Raporun son bölümünde bu alanda mücadele etmek için çeşitli öneriler sıralandı. Bu önerilerden bazıları şöyle;

- Medya okuryazarlığının yaygınlaştırılması gerekir. Medya okuryazarlığı dersi zorunlu hale getirilmeli. Dersi iletişim fakültesi mezunlarının vermesi sağlanmalıdır. Ailelere ve din görevlilerine de medya okuryazarlığı eğitimi verilmeli. Telif Hakları konusunda çalışma yapılmalı.

- Teyit. Org gibi gazeteciler için bir sistemin kurulması. Doğrulama mekanizmaları kurulmalı. TGC gibi meslek örgütleri çatısı altında bu mekanizmalar gerçekleştirilebilir.

- Etik ilkeler geliştirilmeli. Reklam Öz Denetim Kurulu bir çalışma yapmalı.

- Sosyal medya alanına ilişkin bir etik kurul da kurulabilir.

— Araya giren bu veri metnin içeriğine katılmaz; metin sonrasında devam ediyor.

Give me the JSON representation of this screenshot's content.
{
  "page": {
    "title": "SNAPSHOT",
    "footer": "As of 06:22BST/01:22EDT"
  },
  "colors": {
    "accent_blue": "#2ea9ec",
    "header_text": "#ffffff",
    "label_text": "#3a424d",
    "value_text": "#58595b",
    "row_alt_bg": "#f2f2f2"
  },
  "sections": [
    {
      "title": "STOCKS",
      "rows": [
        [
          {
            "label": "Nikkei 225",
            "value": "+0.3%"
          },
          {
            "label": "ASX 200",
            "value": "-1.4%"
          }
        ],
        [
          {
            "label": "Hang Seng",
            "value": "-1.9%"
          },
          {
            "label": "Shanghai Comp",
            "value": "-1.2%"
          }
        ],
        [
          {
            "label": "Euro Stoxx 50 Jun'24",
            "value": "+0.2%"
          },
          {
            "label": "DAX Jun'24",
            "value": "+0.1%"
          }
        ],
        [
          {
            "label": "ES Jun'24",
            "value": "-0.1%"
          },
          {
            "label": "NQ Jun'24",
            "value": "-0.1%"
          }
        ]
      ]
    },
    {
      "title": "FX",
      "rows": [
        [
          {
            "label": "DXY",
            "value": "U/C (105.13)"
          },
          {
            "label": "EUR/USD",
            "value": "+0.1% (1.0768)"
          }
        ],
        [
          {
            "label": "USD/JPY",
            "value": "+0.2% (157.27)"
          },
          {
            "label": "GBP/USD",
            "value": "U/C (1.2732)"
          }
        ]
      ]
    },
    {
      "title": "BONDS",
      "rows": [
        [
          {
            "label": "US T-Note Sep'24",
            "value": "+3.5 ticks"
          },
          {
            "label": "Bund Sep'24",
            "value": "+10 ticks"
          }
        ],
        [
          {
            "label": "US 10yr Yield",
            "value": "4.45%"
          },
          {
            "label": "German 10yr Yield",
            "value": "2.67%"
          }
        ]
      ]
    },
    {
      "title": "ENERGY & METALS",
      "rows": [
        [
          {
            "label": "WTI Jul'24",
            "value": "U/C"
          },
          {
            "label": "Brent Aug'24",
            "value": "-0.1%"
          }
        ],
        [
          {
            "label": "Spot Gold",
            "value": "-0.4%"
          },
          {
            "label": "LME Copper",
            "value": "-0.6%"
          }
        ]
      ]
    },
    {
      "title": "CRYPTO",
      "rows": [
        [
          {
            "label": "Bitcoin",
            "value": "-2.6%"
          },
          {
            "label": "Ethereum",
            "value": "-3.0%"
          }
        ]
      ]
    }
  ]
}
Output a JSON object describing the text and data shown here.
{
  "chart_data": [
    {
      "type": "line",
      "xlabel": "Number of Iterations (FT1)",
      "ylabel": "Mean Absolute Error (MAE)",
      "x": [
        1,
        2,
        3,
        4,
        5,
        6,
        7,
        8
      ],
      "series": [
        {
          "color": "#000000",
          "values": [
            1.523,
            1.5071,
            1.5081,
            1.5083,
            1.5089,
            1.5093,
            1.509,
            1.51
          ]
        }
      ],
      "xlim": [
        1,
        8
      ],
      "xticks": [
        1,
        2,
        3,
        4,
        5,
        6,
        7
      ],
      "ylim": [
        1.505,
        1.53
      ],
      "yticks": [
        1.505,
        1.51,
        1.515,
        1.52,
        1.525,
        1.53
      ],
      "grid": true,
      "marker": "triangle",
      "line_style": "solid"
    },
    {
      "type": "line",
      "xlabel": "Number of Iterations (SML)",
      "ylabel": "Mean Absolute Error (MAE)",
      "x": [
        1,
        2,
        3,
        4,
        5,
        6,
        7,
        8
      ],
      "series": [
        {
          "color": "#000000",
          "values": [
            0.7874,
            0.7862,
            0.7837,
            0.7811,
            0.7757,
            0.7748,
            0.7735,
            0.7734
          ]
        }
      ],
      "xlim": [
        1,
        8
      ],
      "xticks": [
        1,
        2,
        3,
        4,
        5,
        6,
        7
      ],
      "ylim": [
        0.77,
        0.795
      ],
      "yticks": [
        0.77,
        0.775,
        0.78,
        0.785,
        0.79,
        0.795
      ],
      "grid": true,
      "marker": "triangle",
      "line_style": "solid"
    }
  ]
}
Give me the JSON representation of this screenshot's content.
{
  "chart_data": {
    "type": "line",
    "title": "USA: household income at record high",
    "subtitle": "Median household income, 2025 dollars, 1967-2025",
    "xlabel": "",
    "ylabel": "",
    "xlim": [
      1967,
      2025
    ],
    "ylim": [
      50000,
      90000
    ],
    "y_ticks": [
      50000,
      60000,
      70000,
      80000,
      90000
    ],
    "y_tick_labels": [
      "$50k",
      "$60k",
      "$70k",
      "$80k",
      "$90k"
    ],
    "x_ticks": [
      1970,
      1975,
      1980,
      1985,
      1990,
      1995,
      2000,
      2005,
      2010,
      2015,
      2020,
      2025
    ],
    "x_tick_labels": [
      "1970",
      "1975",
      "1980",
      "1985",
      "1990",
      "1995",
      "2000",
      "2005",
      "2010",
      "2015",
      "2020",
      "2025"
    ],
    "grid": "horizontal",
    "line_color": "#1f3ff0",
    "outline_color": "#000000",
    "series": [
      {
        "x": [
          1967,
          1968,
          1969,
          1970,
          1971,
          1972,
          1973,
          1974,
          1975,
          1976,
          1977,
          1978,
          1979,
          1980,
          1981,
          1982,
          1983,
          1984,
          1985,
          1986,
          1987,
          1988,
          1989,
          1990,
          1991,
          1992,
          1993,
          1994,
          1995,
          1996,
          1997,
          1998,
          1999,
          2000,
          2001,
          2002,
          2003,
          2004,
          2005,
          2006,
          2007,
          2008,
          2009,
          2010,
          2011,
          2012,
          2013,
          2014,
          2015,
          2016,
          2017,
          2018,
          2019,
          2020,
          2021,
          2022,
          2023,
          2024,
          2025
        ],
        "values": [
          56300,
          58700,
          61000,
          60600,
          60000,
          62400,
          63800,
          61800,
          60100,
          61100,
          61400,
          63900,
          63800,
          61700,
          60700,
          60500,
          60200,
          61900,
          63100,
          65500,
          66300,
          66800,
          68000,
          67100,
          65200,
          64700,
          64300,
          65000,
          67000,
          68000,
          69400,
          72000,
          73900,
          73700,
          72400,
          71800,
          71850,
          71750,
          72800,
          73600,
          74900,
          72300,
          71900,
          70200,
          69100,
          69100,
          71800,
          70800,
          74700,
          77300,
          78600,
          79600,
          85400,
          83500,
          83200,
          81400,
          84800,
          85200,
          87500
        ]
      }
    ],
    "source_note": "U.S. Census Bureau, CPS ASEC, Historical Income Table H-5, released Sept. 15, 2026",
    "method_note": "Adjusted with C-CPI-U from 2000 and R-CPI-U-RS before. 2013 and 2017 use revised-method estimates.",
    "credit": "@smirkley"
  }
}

Sosyal medya etik konseyi gibi inceleyecek, eğitecek etik ilkeler geliştirilmeli. Sosyal sorumluluk projesi olarak üniversitelerde eğitim verilsin bir kampanya düzenlenebilir. Sivil toplum insiyatifi şeklinde bir kurul belki UNESCO ilkelerine bir göz atılmalı.

- Medya okuryazarlığı dersinde eğitim sistemi değiştirilmelidir ve ders zorunlu hale getirilmelidir.

- İçerik üretme yaşı 5-6 yaşa kadar inmiş durumda. Aileler eğitilmeli.

- Ebeveynlerin çocuklarına uyum sağlamayı öğrenmesi ve eğitimcilerin bu teknolojilere hakim olması gerekmektedir. Bireyler kendilerini nasıl dönüştüreceğini öğrenmeliler.

- "Anne babalık eğitimleri" yaygınlaştırılmalıdır. Bu eğitimler de eğitim almış eğitimciler tarafından yapılmalıdır.

- Ailede eşler arası duygusal bağların güçlendirilmesi ve aile arasındaki etkileşimin geliştirilmesi gereklidir. Bunun için evlilik öncesi ve sürecinde kurslar, tv programları, üniversitelerde verilecek eğitimler düzenlenmeli, kılavuz hazırlanmalı.

- Sosyal medyada ve geleneksel medyada farkındalık ve bilinç yaratacak kamu spotlarına, programlara, spot yayınlara ihtiyaç bulunmaktadır.

- Ailelerin birlikte zaman geçirmeye yönlendirilmesi

- Aile içi iletişim konusunda topyekûn eğitimler ve seminerler verilmesi

- Youtube'da rastgele videolar sekmesi açık olmasın. Bu konuda bilinçlendirme yapılmalı. Çocuk istismarı konusunda bilgilendirme seminerleri yapılıyor, paylaşım sınırlılığı konusunda çocuklar bilgilendiriliyor… İki saatten fazla kesinlikle internette kalmayın.

-STK– Halk Eğitim ve okullar bu konuda işbirliği yapmaları.

- Medyanın etkileri konusunda MEB'in politika anlamında müfredatına bunları yerleştirmesi gerekmektedir. İnternette site sağlayıcıları denetlenmelidir.